The Hunters of Kentucky is unlike any Kentucky book ever before written-a bold statement, considering the number of books out there on the Commonwealth, Daniel Boone, Simon Kenton, Long Knives and longhunters. Belue's Hunters opens with a dark, brooding, Iliad-like prologue describing the Ohio Valley's first inhabitants and the land's despoliation during the brutal era of the Beaver Wars and ends with the Treaty of Lancaster (1744), setting the stage for exploration and settlement.
Then, seeking to restore a balance lacking in most histories, mainly that Daniel Boone was far from being the only capable woodsman roaming Kentucky, The Hunters of Kentucky tells of the sweep of humantide infiltrating the Middle Ground via an anthology of sagas, narratives and themes with overlapping shifts in chronology and voice. Its focus rests upon the lives and deeds of mostly unheralded men-like George Bedinger, Nicholas Cresswell, James Nourse, Daniel Trance, Spencer and Laban Records, James Estill, James Smith-and a few famous ones, like Thomas Walker, Christopher Gist, Capt. Thomas Bullitt and his Fincastle surveyors, the infamous Girty and the legendary Boone.

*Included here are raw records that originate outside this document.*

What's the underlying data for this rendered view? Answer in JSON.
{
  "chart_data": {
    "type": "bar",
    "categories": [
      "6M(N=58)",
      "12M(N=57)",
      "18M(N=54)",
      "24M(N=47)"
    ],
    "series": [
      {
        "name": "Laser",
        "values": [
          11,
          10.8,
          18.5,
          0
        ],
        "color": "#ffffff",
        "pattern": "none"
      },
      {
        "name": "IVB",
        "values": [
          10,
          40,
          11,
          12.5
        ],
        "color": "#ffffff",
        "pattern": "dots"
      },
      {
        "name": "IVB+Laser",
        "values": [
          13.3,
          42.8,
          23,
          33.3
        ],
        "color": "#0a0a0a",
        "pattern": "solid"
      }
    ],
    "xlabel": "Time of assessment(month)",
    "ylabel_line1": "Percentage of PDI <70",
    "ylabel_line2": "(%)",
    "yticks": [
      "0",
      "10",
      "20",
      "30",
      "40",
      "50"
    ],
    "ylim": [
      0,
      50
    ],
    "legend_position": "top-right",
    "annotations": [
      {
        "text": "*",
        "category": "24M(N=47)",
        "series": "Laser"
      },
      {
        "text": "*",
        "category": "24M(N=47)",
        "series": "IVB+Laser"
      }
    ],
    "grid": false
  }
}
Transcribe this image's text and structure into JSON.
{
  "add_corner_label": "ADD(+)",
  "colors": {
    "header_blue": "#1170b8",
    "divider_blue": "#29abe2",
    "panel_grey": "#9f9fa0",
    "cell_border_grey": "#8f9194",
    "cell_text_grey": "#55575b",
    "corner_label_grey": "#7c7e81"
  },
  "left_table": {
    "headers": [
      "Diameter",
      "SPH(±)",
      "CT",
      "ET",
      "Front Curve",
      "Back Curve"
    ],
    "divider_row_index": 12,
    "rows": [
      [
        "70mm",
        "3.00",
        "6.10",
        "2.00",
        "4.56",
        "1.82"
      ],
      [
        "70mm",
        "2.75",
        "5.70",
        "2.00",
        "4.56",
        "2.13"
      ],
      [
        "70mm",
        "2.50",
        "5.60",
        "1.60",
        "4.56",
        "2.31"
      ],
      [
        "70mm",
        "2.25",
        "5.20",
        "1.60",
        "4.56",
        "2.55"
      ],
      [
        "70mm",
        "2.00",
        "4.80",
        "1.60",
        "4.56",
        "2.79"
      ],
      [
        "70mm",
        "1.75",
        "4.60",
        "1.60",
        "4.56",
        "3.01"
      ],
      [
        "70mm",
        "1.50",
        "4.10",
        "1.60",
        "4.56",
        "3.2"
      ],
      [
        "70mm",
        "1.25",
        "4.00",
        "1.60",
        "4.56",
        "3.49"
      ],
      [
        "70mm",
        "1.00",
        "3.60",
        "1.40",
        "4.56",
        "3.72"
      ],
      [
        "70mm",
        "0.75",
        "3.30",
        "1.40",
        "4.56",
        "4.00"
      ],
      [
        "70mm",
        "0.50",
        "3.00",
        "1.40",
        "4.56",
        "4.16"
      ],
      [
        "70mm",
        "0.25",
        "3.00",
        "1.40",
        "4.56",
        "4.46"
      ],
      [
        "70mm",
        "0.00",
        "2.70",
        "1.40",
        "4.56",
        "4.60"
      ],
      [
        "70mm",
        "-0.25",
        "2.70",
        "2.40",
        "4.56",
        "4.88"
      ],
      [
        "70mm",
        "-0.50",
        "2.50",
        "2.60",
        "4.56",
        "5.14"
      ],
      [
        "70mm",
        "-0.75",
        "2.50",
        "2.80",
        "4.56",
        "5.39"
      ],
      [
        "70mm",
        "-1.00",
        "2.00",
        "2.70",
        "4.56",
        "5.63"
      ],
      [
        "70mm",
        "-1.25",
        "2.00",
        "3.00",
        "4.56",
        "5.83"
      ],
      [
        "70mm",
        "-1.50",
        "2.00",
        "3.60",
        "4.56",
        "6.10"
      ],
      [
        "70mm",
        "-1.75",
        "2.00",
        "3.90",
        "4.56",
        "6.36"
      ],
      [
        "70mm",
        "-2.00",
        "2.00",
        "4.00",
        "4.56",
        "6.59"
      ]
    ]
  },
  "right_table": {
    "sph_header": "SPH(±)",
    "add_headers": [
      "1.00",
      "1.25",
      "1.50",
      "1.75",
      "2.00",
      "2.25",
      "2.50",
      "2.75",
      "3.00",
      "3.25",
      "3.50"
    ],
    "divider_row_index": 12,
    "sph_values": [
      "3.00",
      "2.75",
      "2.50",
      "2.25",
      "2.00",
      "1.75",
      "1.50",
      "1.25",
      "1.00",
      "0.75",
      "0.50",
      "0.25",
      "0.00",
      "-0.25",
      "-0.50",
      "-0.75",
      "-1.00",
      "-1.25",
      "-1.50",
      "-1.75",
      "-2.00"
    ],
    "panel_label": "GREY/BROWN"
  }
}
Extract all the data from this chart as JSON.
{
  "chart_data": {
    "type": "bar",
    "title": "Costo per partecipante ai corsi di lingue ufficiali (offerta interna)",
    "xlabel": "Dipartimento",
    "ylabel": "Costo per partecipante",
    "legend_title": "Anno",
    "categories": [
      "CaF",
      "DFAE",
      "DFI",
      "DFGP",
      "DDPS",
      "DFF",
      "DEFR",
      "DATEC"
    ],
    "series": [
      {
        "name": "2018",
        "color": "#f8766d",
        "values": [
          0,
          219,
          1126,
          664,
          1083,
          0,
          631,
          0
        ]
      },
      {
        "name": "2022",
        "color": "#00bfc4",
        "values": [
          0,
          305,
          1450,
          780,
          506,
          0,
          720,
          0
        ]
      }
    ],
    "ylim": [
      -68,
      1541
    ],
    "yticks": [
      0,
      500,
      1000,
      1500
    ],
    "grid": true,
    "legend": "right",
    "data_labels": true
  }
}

Dialogue appearing in The Hunters of Kentucky was ferreted out from the Draper Manuscripts and other primary sources. Frontier slang (like "jumed" for zoomed, "tuckeyho" for Virginian) abounds, as do insights into the day's political, social and religious fabric, all part of a common man's life. Appendix A presents perhaps the finest Kentucky chronology ever compiled. Appendix B details Fort Pitt trader George Croghan's inventories of goods, c. mid-1750s, in all, sixteen full pages set in reduced font.
Allan W. Eckert, Emmy-award winning writer, seven-time Pulitzer Prize nominee and author of 39 books, including The Frontiersmen also received an advanced copy of the book's page proofs and comments, "In The Hunters of Kentucky, Ted Franklin Belue has produced what is probably one of the most remarkable and important works on Kentucky history that has ever been penned . . . It is a joy to read and I recommend it most highly."